Can this problem be solved? The government can ‘materially encourage’ the workers of state mines to seek employment in other places. For example, we can promise to pay them part of the salaries they earned before, allow them to find another job and earn additional pay as a supplement to these payments.
In 2013 the average salary of a miner was 6 thousand UAH, in other industries – 3265 UAH, and the minimum wage was 1147 UAH.
If the government pays minimum wage to the miners, and they are able to additionally earn money somewhere else in the economy, their overall income will constitute 4,5 thousand UAH. This additional pay to the miners will cost the Ukrainian budget 1 billion UAH a year.
Importing 10 million tons of coal to produce electricity – the volume of crude coal from state-owned mines taking into account the higher quality of imported coal will cost 800 million USD or 6,4 billion UAH with the 2013 exchange rate.

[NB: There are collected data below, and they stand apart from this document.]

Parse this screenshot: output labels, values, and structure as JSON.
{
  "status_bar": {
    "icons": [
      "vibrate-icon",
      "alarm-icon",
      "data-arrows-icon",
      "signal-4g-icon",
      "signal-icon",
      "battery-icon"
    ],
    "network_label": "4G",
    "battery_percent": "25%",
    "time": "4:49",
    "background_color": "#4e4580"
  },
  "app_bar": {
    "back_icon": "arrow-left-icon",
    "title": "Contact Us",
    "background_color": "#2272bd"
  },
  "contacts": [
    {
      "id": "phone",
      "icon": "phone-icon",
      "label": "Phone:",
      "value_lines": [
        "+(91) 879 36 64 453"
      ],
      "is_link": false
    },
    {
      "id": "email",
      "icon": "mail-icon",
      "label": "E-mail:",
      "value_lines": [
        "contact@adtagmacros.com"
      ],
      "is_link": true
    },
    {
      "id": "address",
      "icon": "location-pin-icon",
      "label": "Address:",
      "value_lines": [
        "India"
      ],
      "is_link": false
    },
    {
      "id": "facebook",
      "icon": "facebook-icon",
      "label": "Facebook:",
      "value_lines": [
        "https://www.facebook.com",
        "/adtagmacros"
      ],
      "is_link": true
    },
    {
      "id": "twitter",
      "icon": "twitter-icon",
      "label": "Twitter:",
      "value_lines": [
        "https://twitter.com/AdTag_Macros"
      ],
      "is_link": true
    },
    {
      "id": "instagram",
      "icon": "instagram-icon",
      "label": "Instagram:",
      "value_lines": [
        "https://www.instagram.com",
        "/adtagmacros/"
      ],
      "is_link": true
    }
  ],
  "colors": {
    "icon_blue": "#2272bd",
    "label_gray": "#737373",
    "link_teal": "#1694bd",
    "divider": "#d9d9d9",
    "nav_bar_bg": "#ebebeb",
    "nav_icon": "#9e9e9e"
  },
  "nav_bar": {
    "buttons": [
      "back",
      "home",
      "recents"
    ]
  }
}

So the overall cost will constitute 6,4 billion UAH. This amount is smaller than then 13,2 billion UAH of subsidies the government paid in 2013, and smaller than the 15,2 billion UAH ‘earned’ by the state-owned mines.
As such, it is best for Ukraine to import coal and pay minimum wage to the workers of state-owned mines.
In the short-term perspective, the subsidy decrease will save additional money for the state budget. The volume of coal extracted from state mines on the territories controlled by the ‘DNR’/‘LNR’ constitutes 8 million UAH. If we do not pay subsidies, 1 thousand UAH per ton, we can save 8 billion UAH in 2013 prices.
Obviously, this ‘creative destruction’ will not solve all the problems. For example, someone has to control the ecological safety of the closed mines.
The government will have to help the people who will have lost their jobs through re-qualification programs and monetary assistance. These programs can be costly, but they will be cheaper than subsidizing the coal industry.
Most importantly, they will invest money in the region’s future success, and not the wasteful support of a dying industry.